Deze richtlijn verbiedt vanaf 2010 het gebruik van weekmakers waarin te veel polycyclische aromatische koolwaterstoffen voorkomen, ook in autobanden. De avond van de VKRT werd in stijl afgesloten met een copieus diner. De presentaties zijn te downloaden van de site www.vkrt.org, en dan kiezen uit: ‘recente abstracts’. Hier volgt een korte samenvatting van de twee meest in het oog springende presentaties.

REACH
Uitgebreid werd er ingegaan op de gevolgen van het Europese stoffenbeleid REACH voor de rubberindustrie. Hiermee is het bedrijfsleven verplicht te zorgen voor het veilig produceren, in de handel brengen en gebruiken van chemische stoffen.

Elise Goedhart van der Hout (Federatie NRK / NVR) over de verplichtingen onder REACH: ‘De rubberverwerkers moeten heel goed opletten, want ze verwerken grote aantallen stoffen. Zij moeten tijdig weten of hun leveranciers de stoffen registreren dan wel uit het assortiment halen. Als een stof wegvalt, dan moeten ze naar een alternatief uitzien en nieuwe formuleringen uittesten, wat veel tijd en geld kost. Rubberproducenten werken soms met stoffen waarvoor autorisatie nodig is. Het EU-beleid is erop gericht om deze stoffen uit te faseren en te vervangen door geschikte alternatieven, tenzij het economisch of technisch onhaalbaar is. Daarom moet je als bedrijf na de registratie en beoordeling van zo’n stof nog eens expliciet melden dat je die stof als gebruiker wenst te blijven gebruiken’, zo waarschuwde zij.

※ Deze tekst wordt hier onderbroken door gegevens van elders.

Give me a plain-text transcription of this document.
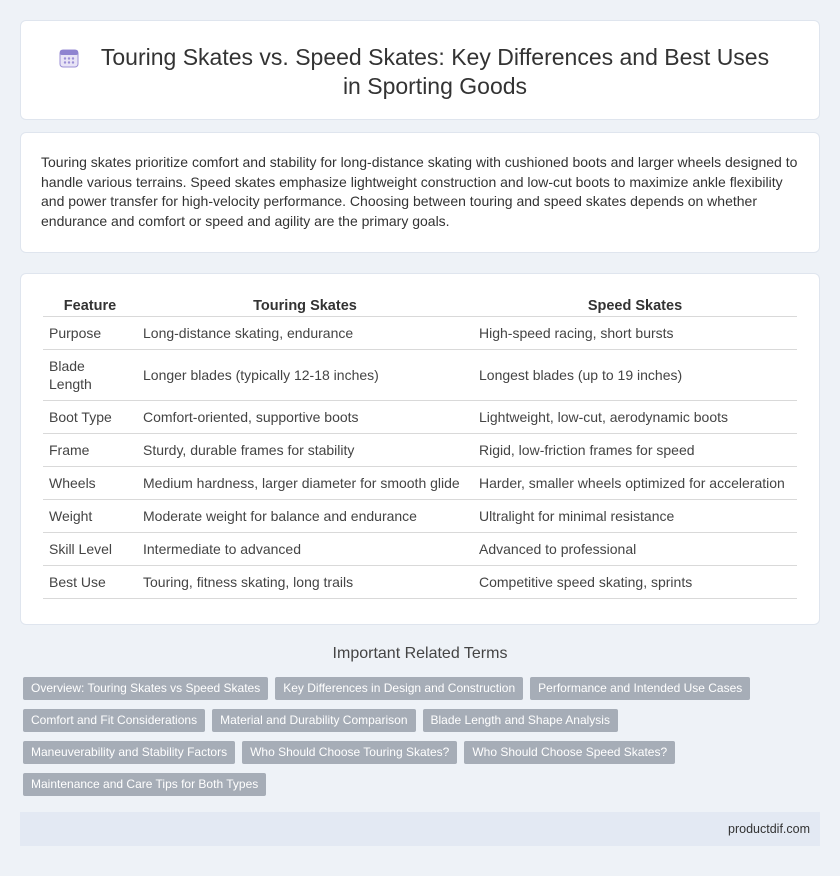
Touring Skates vs. Speed Skates: Key Differences and Best Uses in Sporting Goods

Touring skates prioritize comfort and stability for long-distance skating with cushioned boots and larger wheels designed to handle various terrains. Speed skates emphasize lightweight construction and low-cut boots to maximize ankle flexibility and power transfer for high-velocity performance. Choosing between touring and speed skates depends on whether endurance and comfort or speed and agility are the primary goals.

Feature	Touring Skates	Speed Skates
Purpose	Long-distance skating, endurance	High-speed racing, short bursts
Blade Length	Longer blades (typically 12-18 inches)	Longest blades (up to 19 inches)
Boot Type	Comfort-oriented, supportive boots	Lightweight, low-cut, aerodynamic boots
Frame	Sturdy, durable frames for stability	Rigid, low-friction frames for speed
Wheels	Medium hardness, larger diameter for smooth glide	Harder, smaller wheels optimized for acceleration
Weight	Moderate weight for balance and endurance	Ultralight for minimal resistance
Skill Level	Intermediate to advanced	Advanced to professional
Best Use	Touring, fitness skating, long trails	Competitive speed skating, sprints
Important Related Terms
Overview: Touring Skates vs Speed Skates	Key Differences in Design and Construction	Performance and Intended Use Cases
Comfort and Fit Considerations	Material and Durability Comparison	Blade Length and Shape Analysis
Maneuverability and Stability Factors	Who Should Choose Touring Skates?	Who Should Choose Speed Skates?
Maintenance and Care Tips for Both Types
productdif.com
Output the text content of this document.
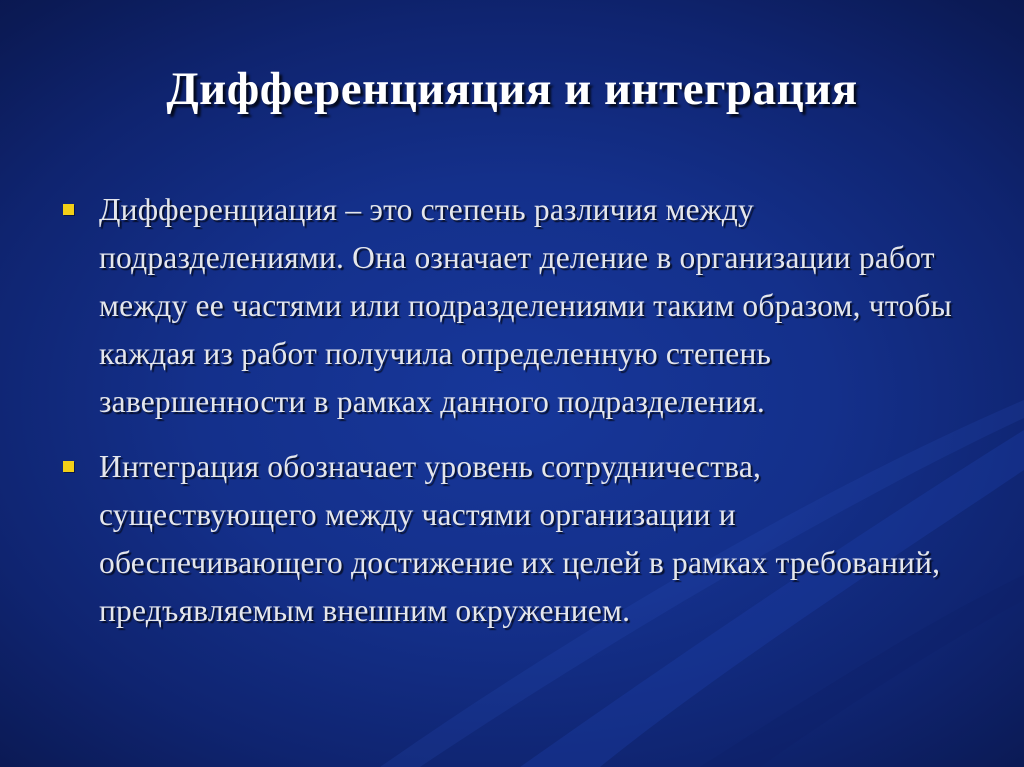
Дифференцияция и интеграция

Дифференциация – это степень различия между подразделениями. Она означает деление в организации работ между ее частями или подразделениями таким образом, чтобы каждая из работ получила определенную степень завершенности в рамках данного подразделения.

Интеграция обозначает уровень сотрудничества, существующего между частями организации и обеспечивающего достижение их целей в рамках требований, предъявляемым внешним окружением.
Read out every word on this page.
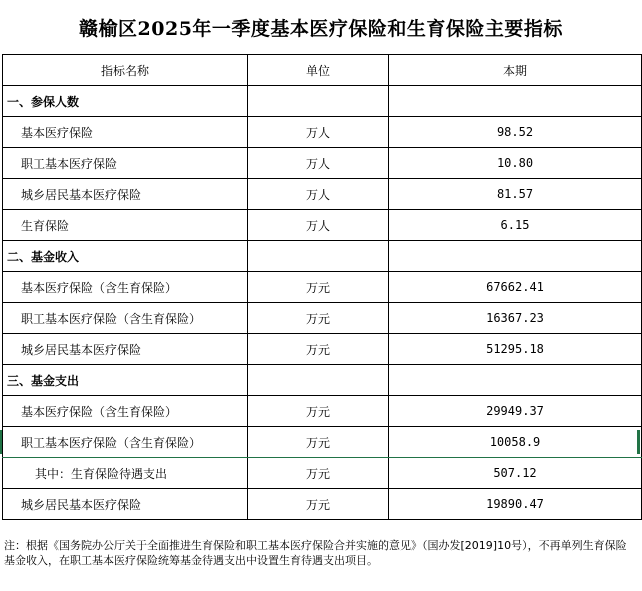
赣榆区2025年一季度基本医疗保险和生育保险主要指标
指标名称	单位	本期
一、参保人数		
基本医疗保险	万人	98.52
职工基本医疗保险	万人	10.80
城乡居民基本医疗保险	万人	81.57
生育保险	万人	6.15
二、基金收入		
基本医疗保险（含生育保险）	万元	67662.41
职工基本医疗保险（含生育保险）	万元	16367.23
城乡居民基本医疗保险	万元	51295.18
三、基金支出		
基本医疗保险（含生育保险）	万元	29949.37
职工基本医疗保险（含生育保险）	万元	10058.9
其中：生育保险待遇支出	万元	507.12
城乡居民基本医疗保险	万元	19890.47
注：根据《国务院办公厅关于全面推进生育保险和职工基本医疗保险合并实施的意见》（国办发[2019]10号），不再单列生育保险基金收入，在职工基本医疗保险统筹基金待遇支出中设置生育待遇支出项目。
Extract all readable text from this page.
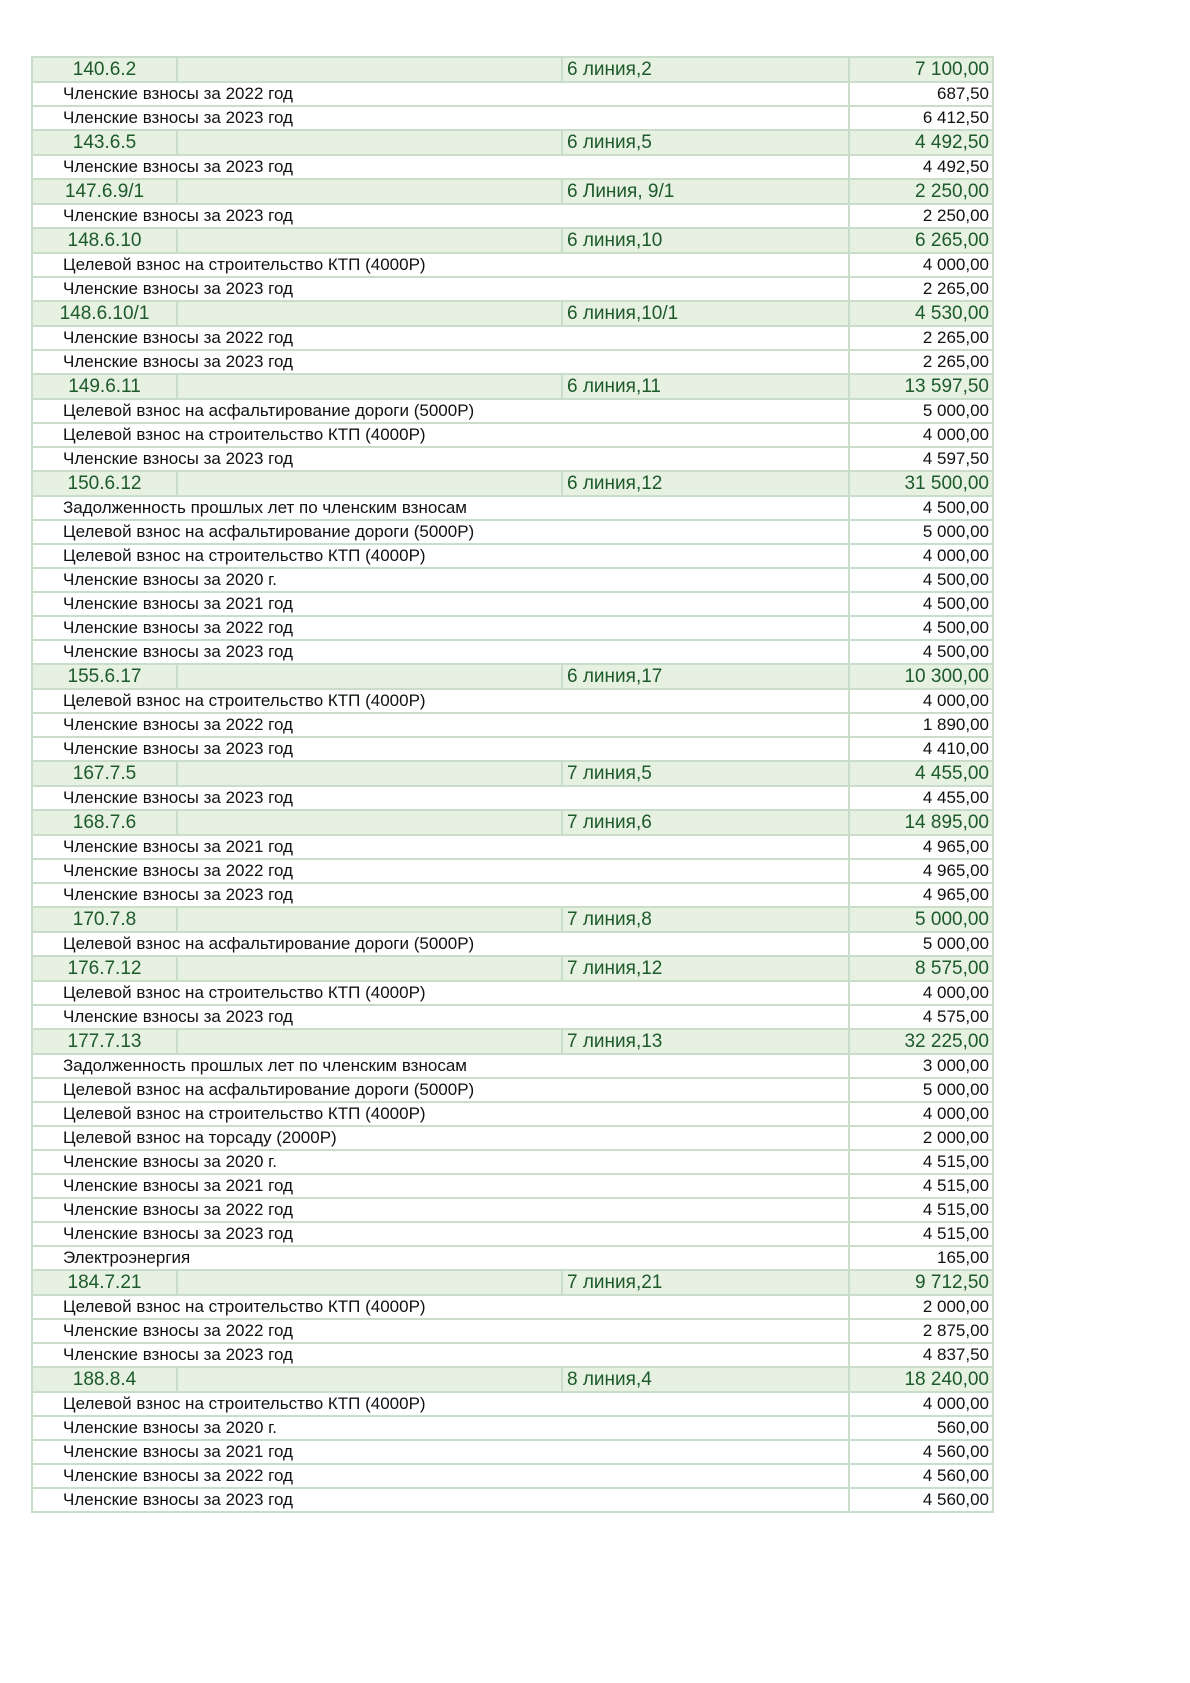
140.6.2		6 линия,2	7 100,00
Членские взносы за 2022 год			687,50
Членские взносы за 2023 год			6 412,50
143.6.5		6 линия,5	4 492,50
Членские взносы за 2023 год			4 492,50
147.6.9/1		6 Линия, 9/1	2 250,00
Членские взносы за 2023 год			2 250,00
148.6.10		6 линия,10	6 265,00
Целевой взнос на строительство КТП (4000Р)			4 000,00
Членские взносы за 2023 год			2 265,00
148.6.10/1		6 линия,10/1	4 530,00
Членские взносы за 2022 год			2 265,00
Членские взносы за 2023 год			2 265,00
149.6.11		6 линия,11	13 597,50
Целевой взнос на асфальтирование дороги (5000Р)			5 000,00
Целевой взнос на строительство КТП (4000Р)			4 000,00
Членские взносы за 2023 год			4 597,50
150.6.12		6 линия,12	31 500,00
Задолженность прошлых лет по членским взносам			4 500,00
Целевой взнос на асфальтирование дороги (5000Р)			5 000,00
Целевой взнос на строительство КТП (4000Р)			4 000,00
Членские взносы за 2020 г.			4 500,00
Членские взносы за 2021 год			4 500,00
Членские взносы за 2022 год			4 500,00
Членские взносы за 2023 год			4 500,00
155.6.17		6 линия,17	10 300,00
Целевой взнос на строительство КТП (4000Р)			4 000,00
Членские взносы за 2022 год			1 890,00
Членские взносы за 2023 год			4 410,00
167.7.5		7 линия,5	4 455,00
Членские взносы за 2023 год			4 455,00
168.7.6		7 линия,6	14 895,00
Членские взносы за 2021 год			4 965,00
Членские взносы за 2022 год			4 965,00
Членские взносы за 2023 год			4 965,00
170.7.8		7 линия,8	5 000,00
Целевой взнос на асфальтирование дороги (5000Р)			5 000,00
176.7.12		7 линия,12	8 575,00
Целевой взнос на строительство КТП (4000Р)			4 000,00
Членские взносы за 2023 год			4 575,00
177.7.13		7 линия,13	32 225,00
Задолженность прошлых лет по членским взносам			3 000,00
Целевой взнос на асфальтирование дороги (5000Р)			5 000,00
Целевой взнос на строительство КТП (4000Р)			4 000,00
Целевой взнос на торсаду (2000Р)			2 000,00
Членские взносы за 2020 г.			4 515,00
Членские взносы за 2021 год			4 515,00
Членские взносы за 2022 год			4 515,00
Членские взносы за 2023 год			4 515,00
Электроэнергия			165,00
184.7.21		7 линия,21	9 712,50
Целевой взнос на строительство КТП (4000Р)			2 000,00
Членские взносы за 2022 год			2 875,00
Членские взносы за 2023 год			4 837,50
188.8.4		8 линия,4	18 240,00
Целевой взнос на строительство КТП (4000Р)			4 000,00
Членские взносы за 2020 г.			560,00
Членские взносы за 2021 год			4 560,00
Членские взносы за 2022 год			4 560,00
Членские взносы за 2023 год			4 560,00
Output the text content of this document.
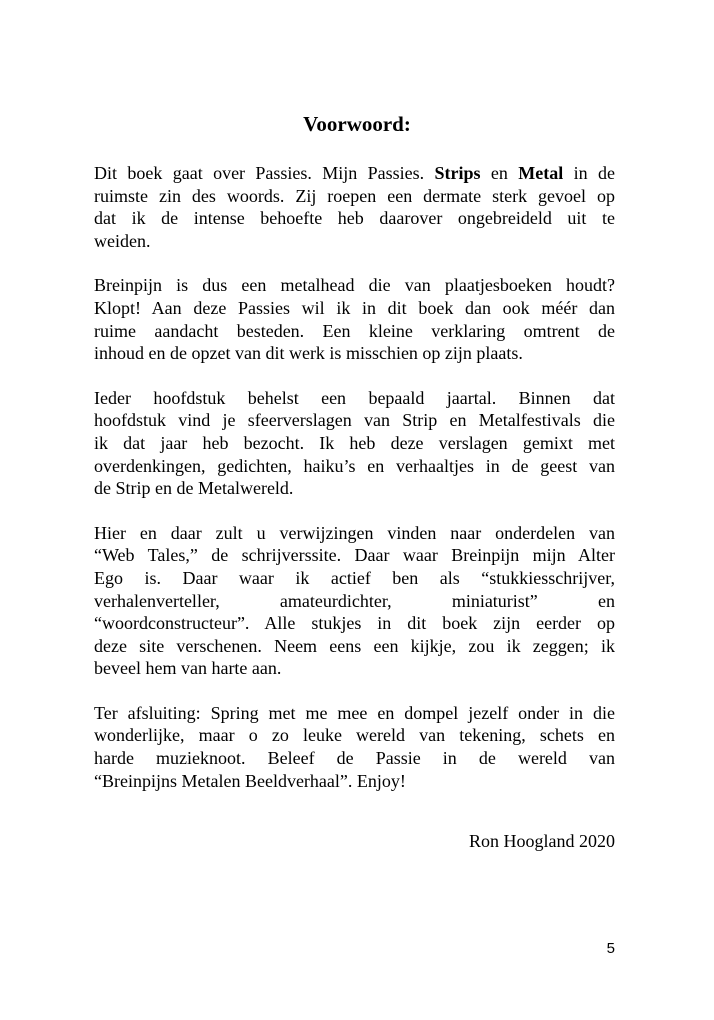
Voorwoord:

Dit boek gaat over Passies. Mijn Passies. Strips en Metal in de
ruimste zin des woords. Zij roepen een dermate sterk gevoel op
dat ik de intense behoefte heb daarover ongebreideld uit te
weiden.

Breinpijn is dus een metalhead die van plaatjesboeken houdt?
Klopt! Aan deze Passies wil ik in dit boek dan ook méér dan
ruime aandacht besteden. Een kleine verklaring omtrent de
inhoud en de opzet van dit werk is misschien op zijn plaats.

Ieder hoofdstuk behelst een bepaald jaartal. Binnen dat
hoofdstuk vind je sfeerverslagen van Strip en Metalfestivals die
ik dat jaar heb bezocht. Ik heb deze verslagen gemixt met
overdenkingen, gedichten, haiku’s en verhaaltjes in de geest van
de Strip en de Metalwereld.

Hier en daar zult u verwijzingen vinden naar onderdelen van
“Web Tales,” de schrijverssite. Daar waar Breinpijn mijn Alter
Ego is. Daar waar ik actief ben als “stukkiesschrijver,
verhalenverteller, amateurdichter, miniaturist” en
“woordconstructeur”. Alle stukjes in dit boek zijn eerder op
deze site verschenen. Neem eens een kijkje, zou ik zeggen; ik
beveel hem van harte aan.

Ter afsluiting: Spring met me mee en dompel jezelf onder in die
wonderlijke, maar o zo leuke wereld van tekening, schets en
harde muzieknoot. Beleef de Passie in de wereld van
“Breinpijns Metalen Beeldverhaal”. Enjoy!

Ron Hoogland 2020

5
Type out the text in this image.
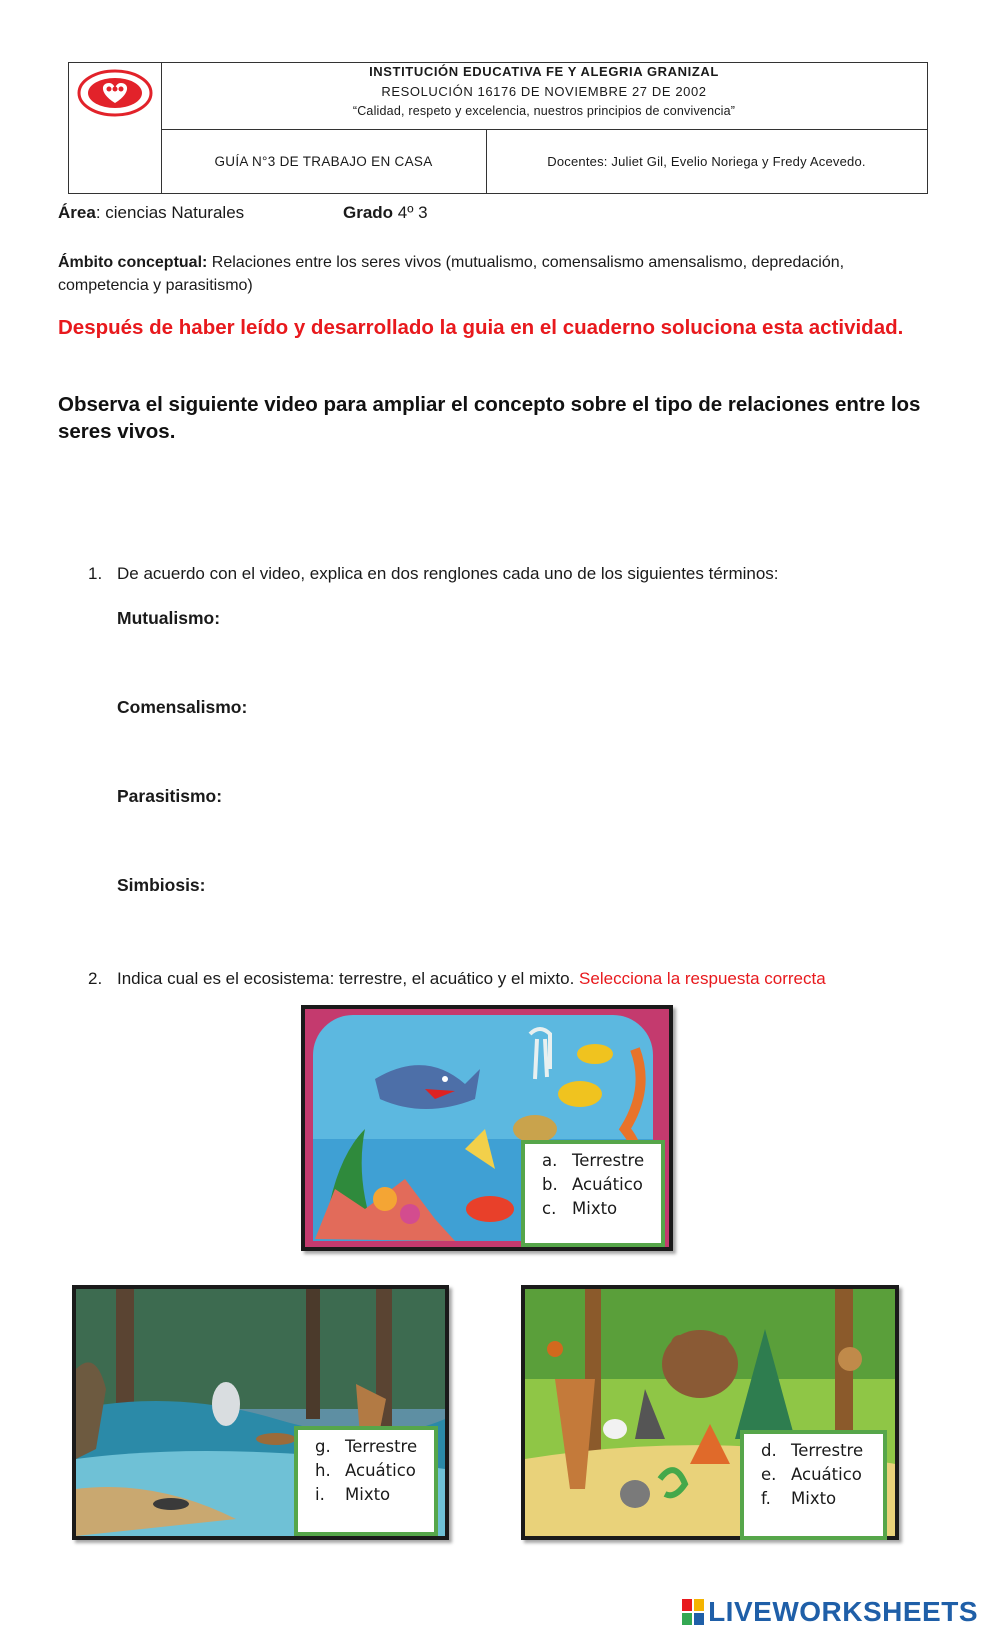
INSTITUCIÓN EDUCATIVA FE Y ALEGRIA GRANIZAL
RESOLUCIÓN 16176 DE NOVIEMBRE 27 DE 2002
“Calidad, respeto y excelencia, nuestros principios de convivencia”
GUÍA N°3 DE TRABAJO EN CASA	Docentes: Juliet Gil, Evelio Noriega y Fredy Acevedo.
Área: ciencias Naturales	Grado 4º 3
Ámbito conceptual: Relaciones entre los seres vivos (mutualismo, comensalismo amensalismo, depredación, competencia y parasitismo)
Después de haber leído y desarrollado la guia en el cuaderno soluciona esta actividad.
Observa el siguiente video para ampliar el concepto sobre el tipo de relaciones entre los seres vivos.
1. De acuerdo con el video, explica en dos renglones cada uno de los siguientes términos:
Mutualismo:
Comensalismo:
Parasitismo:
Simbiosis:
2. Indica cual es el ecosistema: terrestre, el acuático y el mixto. Selecciona la respuesta correcta
a. Terrestre
b. Acuático
c. Mixto
g. Terrestre
h. Acuático
i. Mixto
d. Terrestre
e. Acuático
f. Mixto
LIVEWORKSHEETS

Rubberverwerkers die rubberen artikelen (eventueel voor eindproducten van hun klanten) maken, hoeven geen informatie over veilig gebruik mee te leveren. Artikelen vallen namelijk niet onder REACH, tenzij er gevaarlijke stoffen in zitten in concentraties van meer dan 0,1 gewichtsprocent. In dat geval moeten bedrijven dit melden aan de REACH-administratie in Helsinki en informatie geven over het veilige gebruik van de rubberproducten.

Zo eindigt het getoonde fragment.